Dad, I loved sitting in some of those cafes with you, people watching and eavesdropping together. I wish you had gotten your twenty years at the table, instead of only the five years after you wrote this piece. Did you somehow know you would die five years and five days later?

Friday Poems: Langston Hughes

I'm going to depart from the usual Dad collection of poetry today and share instead a beaut from Langston Hughes. Words, how I love thee.


From Mother to Son



Well, son, I'll tell you:
Life for me ain't been no crystal stair.
It's had tacks in it,
And splinters,
And boards torn up,
And places with no carpet on the floor --
Bare.
But all the time
I'se been a-climbin' on,
And reachin' landin's,
And turnin' corners,
And sometimes goin' in the dark
Where there ain't been no light.
So boy, don't you turn back.
Don't you set down on the steps
'Cause you finds it's kinder hard.
Don't you fall now --
For I'se still goin', honey,
I'se still climbin',
And life for me ain't been no crystal stair.



Note to self: oh how I long to set down on the steps right now.

Friday Poems

I thought this was an interesting poem during these times of great financial duress on Wall Street. So maybe it's not all due to low interest rates, subprime loans and greed -- but to broken hearts!
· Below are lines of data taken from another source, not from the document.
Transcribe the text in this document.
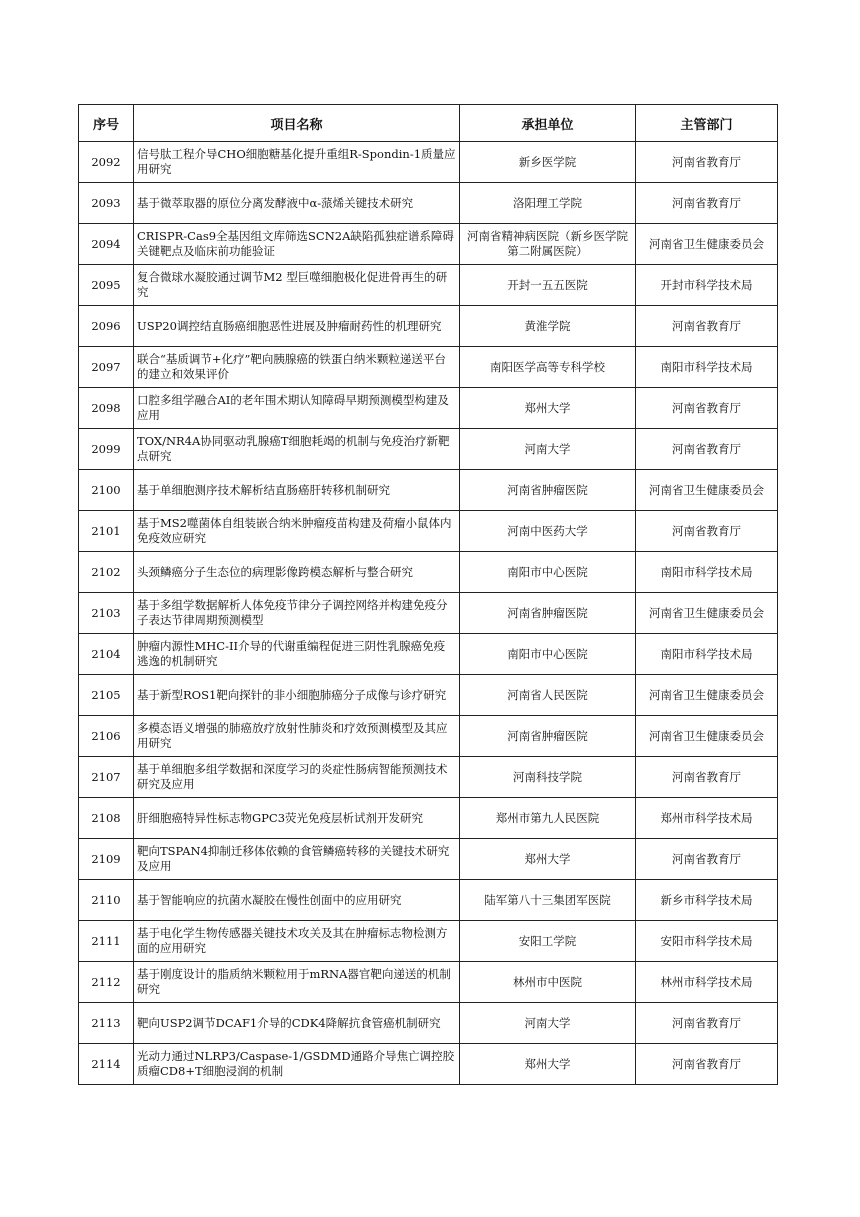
序号	项目名称	承担单位	主管部门
2092	信号肽工程介导CHO细胞糖基化提升重组R-Spondin-1质量应用研究	新乡医学院	河南省教育厅
2093	基于微萃取器的原位分离发酵液中α-蒎烯关键技术研究	洛阳理工学院	河南省教育厅
2094	CRISPR-Cas9全基因组文库筛选SCN2A缺陷孤独症谱系障碍关键靶点及临床前功能验证	河南省精神病医院（新乡医学院第二附属医院）	河南省卫生健康委员会
2095	复合微球水凝胶通过调节M2 型巨噬细胞极化促进骨再生的研究	开封一五五医院	开封市科学技术局
2096	USP20调控结直肠癌细胞恶性进展及肿瘤耐药性的机理研究	黄淮学院	河南省教育厅
2097	联合“基质调节+化疗”靶向胰腺癌的铁蛋白纳米颗粒递送平台的建立和效果评价	南阳医学高等专科学校	南阳市科学技术局
2098	口腔多组学融合AI的老年围术期认知障碍早期预测模型构建及应用	郑州大学	河南省教育厅
2099	TOX/NR4A协同驱动乳腺癌T细胞耗竭的机制与免疫治疗新靶点研究	河南大学	河南省教育厅
2100	基于单细胞测序技术解析结直肠癌肝转移机制研究	河南省肿瘤医院	河南省卫生健康委员会
2101	基于MS2噬菌体自组装嵌合纳米肿瘤疫苗构建及荷瘤小鼠体内免疫效应研究	河南中医药大学	河南省教育厅
2102	头颈鳞癌分子生态位的病理影像跨模态解析与整合研究	南阳市中心医院	南阳市科学技术局
2103	基于多组学数据解析人体免疫节律分子调控网络并构建免疫分子表达节律周期预测模型	河南省肿瘤医院	河南省卫生健康委员会
2104	肿瘤内源性MHC-II介导的代谢重编程促进三阴性乳腺癌免疫逃逸的机制研究	南阳市中心医院	南阳市科学技术局
2105	基于新型ROS1靶向探针的非小细胞肺癌分子成像与诊疗研究	河南省人民医院	河南省卫生健康委员会
2106	多模态语义增强的肺癌放疗放射性肺炎和疗效预测模型及其应用研究	河南省肿瘤医院	河南省卫生健康委员会
2107	基于单细胞多组学数据和深度学习的炎症性肠病智能预测技术研究及应用	河南科技学院	河南省教育厅
2108	肝细胞癌特异性标志物GPC3荧光免疫层析试剂开发研究	郑州市第九人民医院	郑州市科学技术局
2109	靶向TSPAN4抑制迁移体依赖的食管鳞癌转移的关键技术研究及应用	郑州大学	河南省教育厅
2110	基于智能响应的抗菌水凝胶在慢性创面中的应用研究	陆军第八十三集团军医院	新乡市科学技术局
2111	基于电化学生物传感器关键技术攻关及其在肿瘤标志物检测方面的应用研究	安阳工学院	安阳市科学技术局
2112	基于刚度设计的脂质纳米颗粒用于mRNA器官靶向递送的机制研究	林州市中医院	林州市科学技术局
2113	靶向USP2调节DCAF1介导的CDK4降解抗食管癌机制研究	河南大学	河南省教育厅
2114	光动力通过NLRP3/Caspase-1/GSDMD通路介导焦亡调控胶质瘤CD8+T细胞浸润的机制	郑州大学	河南省教育厅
To the loves i missed & had


You know what's true and
you know what's real.
You got hurt and you know
how it feels,
to have no money.
So you go out and give
your love
to stocks and bonds.
And forget all about
your honey.
But that won't last,
and your life will soon
seem dry.
High heaven knows
we all get lonely,
but you will wonder
why.
God only knows and i
can but sigh,
For you've cashed in
and passed love by.

-- Anthony R. Valli

Note: all capitalization choices are my dad's.

Friday Poems

Untitled

I am very alone right now
This moment has me by myself
If I were feeling healthier
I would play my guitar
And make up songs
To sing for life
All the air would hear
As the same way
Birds sing in the morning
Only now I understand
Them more because
I am now likened unto them
And their song
Sings to my heart
With a new meaning of life
Yet I have always loved them
Perhaps this moment inside me
Always knew it would come to pass
Maybe in your life
There are moments waiting
Such as this one was in mine
Also I guess I'll never want to die
As long as there are moments waiting
How about you?

I guess he ran out of moments.
Because he sure seemed to want to die as far as I could tell.

Or maybe I still don't understand much about anything at all and what I still see, ten years later, is him giving up on life when to him it was probably the acceptance of death.